Egyptian Labour Party Secretary General

Mohammed Magdi Qorqor, is the Secretary General of Egyptian Labour Party, whose activity was suspended by the Egyptian Party Affairs Committee in the year 2000. He is an Egyptian politician and journalist, and a professor and head of the Environmental Planning and Infrastructure Department College of Urban Planning Cairo University.
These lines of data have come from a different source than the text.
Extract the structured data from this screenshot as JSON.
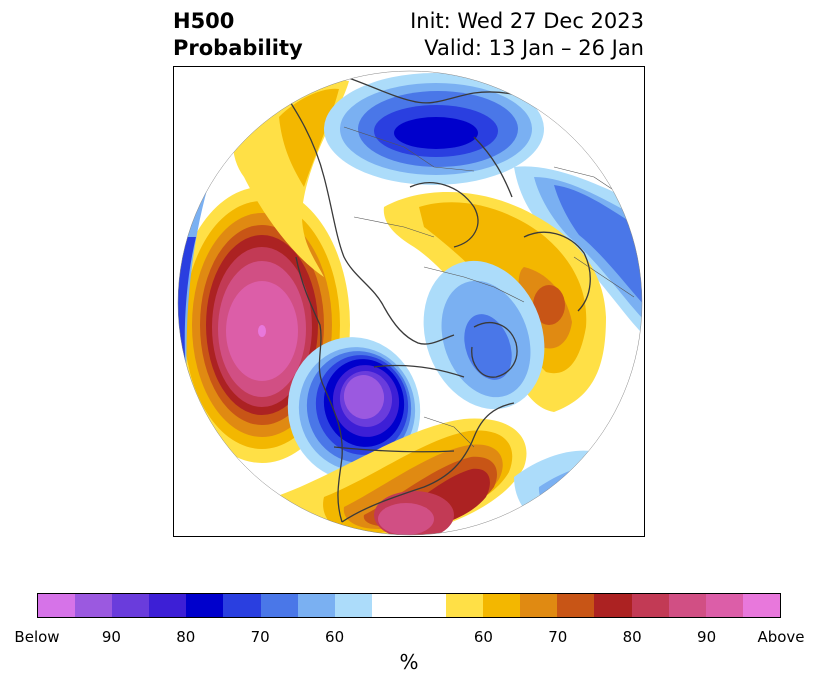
{
  "title": {
    "line1": "H500",
    "line2": "Probability"
  },
  "info": {
    "init": "Init: Wed 27 Dec 2023",
    "valid": "Valid: 13 Jan – 26 Jan"
  },
  "colorbar": {
    "unit": "%",
    "colors": [
      "#d673e8",
      "#9b59e0",
      "#6a3cdc",
      "#3d1fd6",
      "#0000cc",
      "#2a3fe0",
      "#4a77e8",
      "#7ab0f2",
      "#acdcfa",
      "#ffffff",
      "#ffffff",
      "#ffe046",
      "#f3b700",
      "#e08a12",
      "#c85516",
      "#ac2222",
      "#c23a55",
      "#d14f84",
      "#dc5ea8",
      "#e878dc"
    ],
    "tick_labels": [
      {
        "label": "Below"
      },
      {
        "label": "90"
      },
      {
        "label": "80"
      },
      {
        "label": "70"
      },
      {
        "label": "60"
      },
      {
        "label": "60"
      },
      {
        "label": "70"
      },
      {
        "label": "80"
      },
      {
        "label": "90"
      },
      {
        "label": "Above"
      }
    ]
  }
}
He had prominent activity in the Engineers Against the Guard movement, and is a leader in the National Alliance to Support Legitimacy and rejected the coup, which been created on 2013 against the military coup in Egypt.

== Scientific Degrees ==
- Bachelor of Civil Engineering (BSc) – Cairo University – July 1975
- Master of Science (MSc) in Civil Engineering 1981
- Doctor of Philosophy (PhD) in Civil Engineering 1986

== Political activities ==
- Secretary General of the Labour Party (Egypt), June 2011.
- Assistant Secretary General of the Labour Party 1993 to June 2011
- Assistant General Coordinator Egyptian Movement for Change "Kifaya" (February 2007 – January 2011).
- One of the founders and a member of the Executive Office Egyptian Movement for Change "Kifaya" (February 2005 – February 2007).
- Member of the Board of Trustees of the Global Campaign to Counter the Aggression (February 2005 – date)
- Member of the Islamic National Conference – 2000 to date (Beirut)
- Coordinator of the Front of the Ummah Scholars and Thinkers – Cairo (2003–2007)
- Member of the National Committee for the Defence of Prisoners of Conscience (1993–present).
- Secretary of Education – Labour Party 1989 to June 2011
- Participated in student activity at Cairo University (1970–1975)

== Imprisonment and detention ==
Qorqor was arrested on 2 July 2014 one day before the first anniversary of the military coup in Egypt and after the National Alliance to Support Legitimacy call for demonstrations in That memory, and he was charged with joining a terrorist group and inciting violence, according to investigations However, the court released him in that case as he is not guilty.

Qorqor was previously arrested in the events of 6 April 2008 with the April 6 Youth Movement, and he was released after 18 days after his college students at Cairo University demonstrated, denouncing his arrest.